本間は同じ姿勢で痛む体をずらした。毛布か何かが被せられている。後部座席等の窓は黒かったので単に用心のためだろう。
どこを走っているのかわからないが、暴れたところで後ろの車に気づいてもらえない。
都道は同僚や上司に報告しただろうか。
都道の性格からいって、言わないのではないか。まだ、警察全体が動いた方が助かる見込みはある気がするが。
都道が報告せずとも、自分の職場が異変に気付くはずだ。
今まで遅刻したことのない係長がいつまでたっても出勤しない。まず、本人に電話するものの、電話に出ない。次に姉に連絡がいく。姉は自分が家を出たことを伝える。
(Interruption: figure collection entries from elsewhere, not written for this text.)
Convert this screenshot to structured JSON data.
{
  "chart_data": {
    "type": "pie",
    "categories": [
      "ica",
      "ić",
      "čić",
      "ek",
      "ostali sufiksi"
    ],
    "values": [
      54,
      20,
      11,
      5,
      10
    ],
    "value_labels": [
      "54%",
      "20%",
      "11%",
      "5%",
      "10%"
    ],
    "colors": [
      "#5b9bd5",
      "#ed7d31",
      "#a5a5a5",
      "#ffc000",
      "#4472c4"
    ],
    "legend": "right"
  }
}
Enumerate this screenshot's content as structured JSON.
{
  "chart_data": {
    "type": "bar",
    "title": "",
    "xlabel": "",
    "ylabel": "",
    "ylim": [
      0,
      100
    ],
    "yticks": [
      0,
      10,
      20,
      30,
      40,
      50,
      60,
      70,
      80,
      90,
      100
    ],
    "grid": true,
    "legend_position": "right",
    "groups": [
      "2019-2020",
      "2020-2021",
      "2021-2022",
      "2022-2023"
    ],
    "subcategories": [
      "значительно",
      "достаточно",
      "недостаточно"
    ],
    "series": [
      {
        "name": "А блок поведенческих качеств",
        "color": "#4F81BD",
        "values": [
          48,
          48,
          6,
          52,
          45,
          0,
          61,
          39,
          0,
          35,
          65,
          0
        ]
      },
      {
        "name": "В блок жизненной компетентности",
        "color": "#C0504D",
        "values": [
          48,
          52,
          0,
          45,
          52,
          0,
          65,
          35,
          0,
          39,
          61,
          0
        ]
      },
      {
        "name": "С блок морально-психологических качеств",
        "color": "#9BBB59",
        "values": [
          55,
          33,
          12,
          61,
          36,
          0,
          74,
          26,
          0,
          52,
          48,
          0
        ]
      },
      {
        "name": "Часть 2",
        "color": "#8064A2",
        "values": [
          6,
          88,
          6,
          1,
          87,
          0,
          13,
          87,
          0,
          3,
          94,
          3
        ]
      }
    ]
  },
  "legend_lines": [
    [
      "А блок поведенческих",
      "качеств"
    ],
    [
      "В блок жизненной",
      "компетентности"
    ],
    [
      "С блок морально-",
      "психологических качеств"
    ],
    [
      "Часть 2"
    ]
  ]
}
ではどこかで事故か事件に巻き込まれた可能性がある、と警察に連絡してくれるはずだ。
****
文科省地方文化局の物語終了課。
課長が遅くに出勤し、ファイルがピサの斜塔のごとく微妙にバランスをとって積まれている係長の机の上と空の椅子を見た。
「あれ、本間係長は?」
「それが何の連絡もなく、出勤しておりません」
係長の隣の席の小牧が答える。
「珍しいね。彼、一度も遅刻したこともないのに」
課長は自分の机の上に鞄を置いて、席についた。
「そうですよね。何かあったなら連絡の一つありそうですけど」
不思議そうに小牧は首をかしげた。
「彼が一報もよこさないというのが、変だね。どこかで事故とか遭ったのかも」
「そんな」
「冗談だよ」
課長はいつもの笑みを浮かべる。
「連日の出張やらで疲れが溜まったのだろう。寝かせてやろうよ。年休もたっぷり残っていることだからね」
「課長、お優しいですね」
小牧は、係長が課長によって忙しい目に遭っていることなど知らなかったので、無邪気ににっこりとした。
生憎にも、本間の職場の人達は警察に連絡することはなかったのだった。